Topic on Talk:Parsing/Replacing Tidy

Cleanup and designing abuse filters to capture (and prevent?) new additions

22
Billinghurst (talkcontribs)

While we have clean-up processes identified, has there been consideration in how to prevent the breaking tags being added into the future? Similarly, for the required cleanup, it would seem that as usual the biggest of the big wikis will be able to manage and monitor their cleanup and the smaller wikis with less technical knowledge are going to need assistance and guidance.

It would be worthwhile

  1. having a simple list of each of the "bad" tags
  2. publishing usable regexp searches, and some of the regexp cleanup scripts, so that the wikis can self-serve on the cleanup
  3. designing abuse filter(s) that can capture the new addition of such tags, this can be loaded as a meta global filter to protect small/medium wikis and shareable to the big wikis
Whatamidoing (WMF) (talkcontribs)

I've seen a couple of requests for regexp searches, and I believe that easy-to-use scripts would be welcome.

Do you think that you could add some suggestions for insource: searches to this page, especially for anything that might not be easily fixed via bot?

Whatamidoing (WMF) (talkcontribs)
Jonesey95 (talkcontribs)

I added a long list of varieties copied from the script that I have been using to fix errors on en.WP.

Jdforrester (WMF) (talkcontribs)

There's a danger of over-engineering this.

How does the current system stop people from breaking the page? It does it via humans — if you edit the page and it's then broken, you go back and fix it. If you currently write <di v> and find that it doesn't work, you go remove the space. The communities of each wiki don't seem to feel the need to add custom abuse filters for that kind of problem now — at least, I'm not aware of such.

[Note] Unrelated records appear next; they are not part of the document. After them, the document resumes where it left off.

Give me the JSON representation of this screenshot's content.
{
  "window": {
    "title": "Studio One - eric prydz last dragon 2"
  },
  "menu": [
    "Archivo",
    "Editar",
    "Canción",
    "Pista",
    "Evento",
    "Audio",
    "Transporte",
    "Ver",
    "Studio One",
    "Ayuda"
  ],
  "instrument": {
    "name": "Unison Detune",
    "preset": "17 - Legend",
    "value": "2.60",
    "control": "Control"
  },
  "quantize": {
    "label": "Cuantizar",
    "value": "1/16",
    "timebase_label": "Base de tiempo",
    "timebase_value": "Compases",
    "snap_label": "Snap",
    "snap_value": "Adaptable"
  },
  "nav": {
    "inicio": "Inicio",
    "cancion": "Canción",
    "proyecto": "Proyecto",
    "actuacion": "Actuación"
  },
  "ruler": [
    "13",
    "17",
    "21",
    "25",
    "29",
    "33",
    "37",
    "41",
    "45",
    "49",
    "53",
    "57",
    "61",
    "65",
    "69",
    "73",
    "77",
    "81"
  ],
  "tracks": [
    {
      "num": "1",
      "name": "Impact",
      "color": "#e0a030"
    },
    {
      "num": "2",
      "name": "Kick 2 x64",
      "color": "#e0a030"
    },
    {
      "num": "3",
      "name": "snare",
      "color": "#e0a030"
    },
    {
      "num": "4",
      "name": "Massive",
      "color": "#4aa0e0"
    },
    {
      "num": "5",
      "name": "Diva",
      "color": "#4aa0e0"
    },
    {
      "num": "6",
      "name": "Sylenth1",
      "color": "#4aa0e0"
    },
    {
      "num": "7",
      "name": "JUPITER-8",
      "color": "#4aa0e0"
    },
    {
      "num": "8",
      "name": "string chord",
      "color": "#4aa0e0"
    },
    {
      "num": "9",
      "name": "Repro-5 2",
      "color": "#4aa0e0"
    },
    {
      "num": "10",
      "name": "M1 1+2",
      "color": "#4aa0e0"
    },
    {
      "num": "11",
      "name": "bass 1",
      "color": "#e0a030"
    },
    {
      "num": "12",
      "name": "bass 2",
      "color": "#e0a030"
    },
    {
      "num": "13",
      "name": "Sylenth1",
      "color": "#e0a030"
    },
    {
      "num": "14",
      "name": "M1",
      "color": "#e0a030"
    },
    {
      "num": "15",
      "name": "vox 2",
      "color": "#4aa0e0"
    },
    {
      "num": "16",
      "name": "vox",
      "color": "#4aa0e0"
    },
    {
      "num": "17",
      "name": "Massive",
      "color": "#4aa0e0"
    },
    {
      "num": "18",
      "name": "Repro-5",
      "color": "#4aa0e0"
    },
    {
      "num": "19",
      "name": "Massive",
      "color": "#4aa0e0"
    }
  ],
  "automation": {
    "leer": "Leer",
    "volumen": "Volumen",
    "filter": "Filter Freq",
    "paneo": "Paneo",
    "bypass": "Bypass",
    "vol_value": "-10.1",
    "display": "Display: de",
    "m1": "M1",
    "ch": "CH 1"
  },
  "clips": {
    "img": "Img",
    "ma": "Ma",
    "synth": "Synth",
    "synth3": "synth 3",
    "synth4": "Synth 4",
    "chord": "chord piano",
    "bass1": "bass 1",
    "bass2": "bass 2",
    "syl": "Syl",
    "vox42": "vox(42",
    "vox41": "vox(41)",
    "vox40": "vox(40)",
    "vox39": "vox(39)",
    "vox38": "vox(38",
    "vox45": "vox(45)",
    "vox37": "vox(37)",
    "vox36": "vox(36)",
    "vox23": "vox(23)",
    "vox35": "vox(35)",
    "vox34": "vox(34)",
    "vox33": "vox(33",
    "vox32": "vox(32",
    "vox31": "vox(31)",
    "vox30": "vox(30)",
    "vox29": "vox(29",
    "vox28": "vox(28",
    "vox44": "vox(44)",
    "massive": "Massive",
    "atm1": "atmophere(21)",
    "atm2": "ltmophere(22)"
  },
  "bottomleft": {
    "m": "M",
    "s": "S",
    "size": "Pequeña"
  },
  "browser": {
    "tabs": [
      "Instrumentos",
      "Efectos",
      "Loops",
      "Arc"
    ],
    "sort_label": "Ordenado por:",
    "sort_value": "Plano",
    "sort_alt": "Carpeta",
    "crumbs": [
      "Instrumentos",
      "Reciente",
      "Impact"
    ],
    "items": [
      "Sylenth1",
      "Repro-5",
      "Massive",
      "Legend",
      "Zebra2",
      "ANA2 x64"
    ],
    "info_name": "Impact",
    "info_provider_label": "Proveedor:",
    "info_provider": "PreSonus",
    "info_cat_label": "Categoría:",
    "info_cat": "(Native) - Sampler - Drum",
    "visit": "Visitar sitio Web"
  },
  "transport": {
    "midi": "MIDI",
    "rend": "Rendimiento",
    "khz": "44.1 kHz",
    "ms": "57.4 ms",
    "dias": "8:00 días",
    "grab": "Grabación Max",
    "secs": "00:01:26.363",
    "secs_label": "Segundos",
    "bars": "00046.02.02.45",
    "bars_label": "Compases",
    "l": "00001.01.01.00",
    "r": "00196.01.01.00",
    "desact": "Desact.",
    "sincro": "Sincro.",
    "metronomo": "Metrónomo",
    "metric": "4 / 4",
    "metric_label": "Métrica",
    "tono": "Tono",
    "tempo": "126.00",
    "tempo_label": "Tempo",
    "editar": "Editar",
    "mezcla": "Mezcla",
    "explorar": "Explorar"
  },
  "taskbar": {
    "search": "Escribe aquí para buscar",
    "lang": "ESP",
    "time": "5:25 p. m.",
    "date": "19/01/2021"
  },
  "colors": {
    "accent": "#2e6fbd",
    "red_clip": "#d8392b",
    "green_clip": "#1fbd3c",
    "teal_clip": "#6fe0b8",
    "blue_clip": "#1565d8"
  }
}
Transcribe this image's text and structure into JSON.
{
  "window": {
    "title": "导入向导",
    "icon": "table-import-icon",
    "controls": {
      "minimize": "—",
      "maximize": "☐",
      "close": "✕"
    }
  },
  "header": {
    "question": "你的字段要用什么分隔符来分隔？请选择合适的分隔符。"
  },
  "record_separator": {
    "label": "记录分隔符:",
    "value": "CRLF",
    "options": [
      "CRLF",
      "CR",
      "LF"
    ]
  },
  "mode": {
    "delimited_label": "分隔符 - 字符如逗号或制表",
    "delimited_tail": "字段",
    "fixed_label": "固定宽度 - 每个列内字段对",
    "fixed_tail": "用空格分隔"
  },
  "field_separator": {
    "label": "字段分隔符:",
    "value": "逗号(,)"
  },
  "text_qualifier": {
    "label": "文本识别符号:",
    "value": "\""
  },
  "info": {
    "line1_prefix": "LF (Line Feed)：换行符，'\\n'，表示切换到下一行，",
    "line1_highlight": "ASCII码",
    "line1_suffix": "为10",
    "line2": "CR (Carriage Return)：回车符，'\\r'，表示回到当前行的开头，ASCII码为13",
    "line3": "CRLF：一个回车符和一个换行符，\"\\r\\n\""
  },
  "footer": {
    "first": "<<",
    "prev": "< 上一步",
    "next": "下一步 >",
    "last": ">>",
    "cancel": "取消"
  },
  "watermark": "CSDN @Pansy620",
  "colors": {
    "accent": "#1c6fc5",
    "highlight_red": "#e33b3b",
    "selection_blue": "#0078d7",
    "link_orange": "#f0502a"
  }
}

With a good set of updates to documentation Tech/News notes, and the like, a long enough cut-over process, and judicious use of bots to find and fix particularly common issues, we might not necessarily need it for this change.

Jonesey95 (talkcontribs)

I think steps should go in this order:

  • create WikiMedia-level maintenance categories for the relevant errors,
  • find a way to get the categories to populate quickly (the self-closed tag category is still filling, months after its creation)
  • have bots and editors fix all of the existing problems,
  • watch the error categories to see how new errors are being added,
  • fix any tools and scripts that are programmed to add new broken code,
  • evaluate next options based on how bad the problem is (bot-delivered warnings to editors about errors they have made, continue to have bots follow editors and fix problems, implement edit filters for things that will truly break pages)
Whatamidoing (WMF) (talkcontribs)

Maybe it would be better to find a system that didn't rely upon maintenance categories.

Jonesey95 (talkcontribs)

Well, Tidy is a system that doesn't rely on maintenance categories, but it is apparently going away, and it's a workaround, for sure.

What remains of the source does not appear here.